Stretches for the Traveling Set

Tips and techniques on how to stay relaxed and limber when you hit the road this holiday.
5 Stretches for the Traveling Set
Whether you're traveling for a holiday, vacation, or work, getting from point A to point B can leave your body feeling like it's been packed in a box and shipped through the mail.

From a stiff neck to lower back pain brought on by lines, delays and heavy luggage, travel can take its toll.
"When traveling, our bodies get a real thrashing because we're carrying heavy bags and multitasking like crazy," says Darrin Zeer, a yoga instructor, corporate relaxation consultant and author of Travel Yoga.

So, be prepared. Before you hit the road for your next trip, print out and try these stretches, adapted from Zeer's Travel Yoga, to help relieve the inevitable stress of modern travel.

When You're Waiting in Line
To ease strain on your lower back, stand with feet hip-width apart and knees slightly bent. Imagine that a string is pulling you up from the crown of your head. Feel your spine lift into a straight line, and let your shoulders relax downward and back. Soften your jaw muscles, relax your eyebrows, lower your chin and breathe deeply.

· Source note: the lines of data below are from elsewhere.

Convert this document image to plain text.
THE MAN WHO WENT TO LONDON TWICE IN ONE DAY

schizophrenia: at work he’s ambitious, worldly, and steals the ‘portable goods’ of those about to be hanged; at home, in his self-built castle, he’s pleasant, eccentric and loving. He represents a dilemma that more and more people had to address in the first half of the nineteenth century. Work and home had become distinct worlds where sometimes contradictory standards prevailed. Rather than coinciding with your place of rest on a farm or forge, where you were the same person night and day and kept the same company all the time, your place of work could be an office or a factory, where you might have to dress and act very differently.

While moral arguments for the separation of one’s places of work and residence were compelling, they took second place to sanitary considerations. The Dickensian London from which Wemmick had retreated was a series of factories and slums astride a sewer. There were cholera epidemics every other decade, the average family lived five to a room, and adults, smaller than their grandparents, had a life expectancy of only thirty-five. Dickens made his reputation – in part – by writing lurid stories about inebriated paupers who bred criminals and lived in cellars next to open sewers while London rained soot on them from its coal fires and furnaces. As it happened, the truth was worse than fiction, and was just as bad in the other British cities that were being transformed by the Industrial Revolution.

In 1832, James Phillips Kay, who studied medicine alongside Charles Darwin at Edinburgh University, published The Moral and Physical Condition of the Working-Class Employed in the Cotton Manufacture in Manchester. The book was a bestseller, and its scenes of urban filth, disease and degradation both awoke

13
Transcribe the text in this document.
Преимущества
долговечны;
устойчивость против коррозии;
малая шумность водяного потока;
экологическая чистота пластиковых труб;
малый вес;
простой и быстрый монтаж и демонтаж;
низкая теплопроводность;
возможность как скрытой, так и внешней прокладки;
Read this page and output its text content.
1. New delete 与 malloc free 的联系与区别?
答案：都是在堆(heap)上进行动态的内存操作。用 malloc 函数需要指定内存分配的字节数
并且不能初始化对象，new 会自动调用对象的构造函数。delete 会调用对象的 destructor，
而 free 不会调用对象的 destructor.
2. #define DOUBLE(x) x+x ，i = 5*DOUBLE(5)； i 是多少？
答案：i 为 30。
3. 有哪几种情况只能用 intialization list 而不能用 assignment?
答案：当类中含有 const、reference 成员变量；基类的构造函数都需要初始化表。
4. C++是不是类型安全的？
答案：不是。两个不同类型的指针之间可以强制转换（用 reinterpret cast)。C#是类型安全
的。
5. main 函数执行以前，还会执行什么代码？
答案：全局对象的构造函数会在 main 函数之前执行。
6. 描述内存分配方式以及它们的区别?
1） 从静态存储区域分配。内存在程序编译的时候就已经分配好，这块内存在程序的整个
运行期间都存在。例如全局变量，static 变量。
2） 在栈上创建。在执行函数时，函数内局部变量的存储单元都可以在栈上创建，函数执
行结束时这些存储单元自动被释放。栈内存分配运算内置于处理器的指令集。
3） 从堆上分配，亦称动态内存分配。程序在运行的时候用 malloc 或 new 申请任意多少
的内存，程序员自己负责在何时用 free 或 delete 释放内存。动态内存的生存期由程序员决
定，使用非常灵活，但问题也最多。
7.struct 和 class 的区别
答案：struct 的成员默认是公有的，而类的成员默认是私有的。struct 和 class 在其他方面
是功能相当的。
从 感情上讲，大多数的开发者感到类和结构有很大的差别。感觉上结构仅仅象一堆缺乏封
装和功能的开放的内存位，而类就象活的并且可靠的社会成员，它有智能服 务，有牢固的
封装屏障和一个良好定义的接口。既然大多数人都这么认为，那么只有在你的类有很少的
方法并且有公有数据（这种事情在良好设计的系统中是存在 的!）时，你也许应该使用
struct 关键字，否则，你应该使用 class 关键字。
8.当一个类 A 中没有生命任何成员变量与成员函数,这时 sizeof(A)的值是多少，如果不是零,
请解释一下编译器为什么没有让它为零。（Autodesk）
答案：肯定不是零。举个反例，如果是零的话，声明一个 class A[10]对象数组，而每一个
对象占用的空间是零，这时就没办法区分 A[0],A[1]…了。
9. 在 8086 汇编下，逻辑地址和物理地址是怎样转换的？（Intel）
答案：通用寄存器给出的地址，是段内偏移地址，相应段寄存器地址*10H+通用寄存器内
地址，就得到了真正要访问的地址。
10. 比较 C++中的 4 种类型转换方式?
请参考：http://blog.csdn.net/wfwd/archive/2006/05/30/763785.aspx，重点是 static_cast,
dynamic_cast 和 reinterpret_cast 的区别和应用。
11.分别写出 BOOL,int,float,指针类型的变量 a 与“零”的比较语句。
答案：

This simple shift in posture can improve both your physical well being and your mood.

When You're Trapped in an Airplane Seat
While sitting, cross your left leg over your right. Place your right hand or elbow on the crossed knee. Gently turn your body to the left and look behind you. Switch legs and twist the other way.

When Turbulence Hits
If you're feeling flying anxiety, try this quick calming exercise. Close your eyes, drop your shoulders, relax tight muscles and release facial tension. Slow down your breathing by making your exhalations twice as long as your inhalations. If you're still tense, repeat a relaxing phrase to yourself, such as "I am calm."

When You're Stuck in Traffic
Raise your shoulders to your ears, hold, breathe and then drop. Roll one shoulder and then the other in wide circles in both directions.

When You Get There
If you're still feeling battered when you get where you're going, some activity can help. "Usually, we go straight for the television or the mini-bar," says Lisa Wheeler, a certified personal trainer in New York City. Instead, go for a 20-minute walk. "It doesn't require any special equipment or clothing," she says, "but it's a good way to keep yourself moving."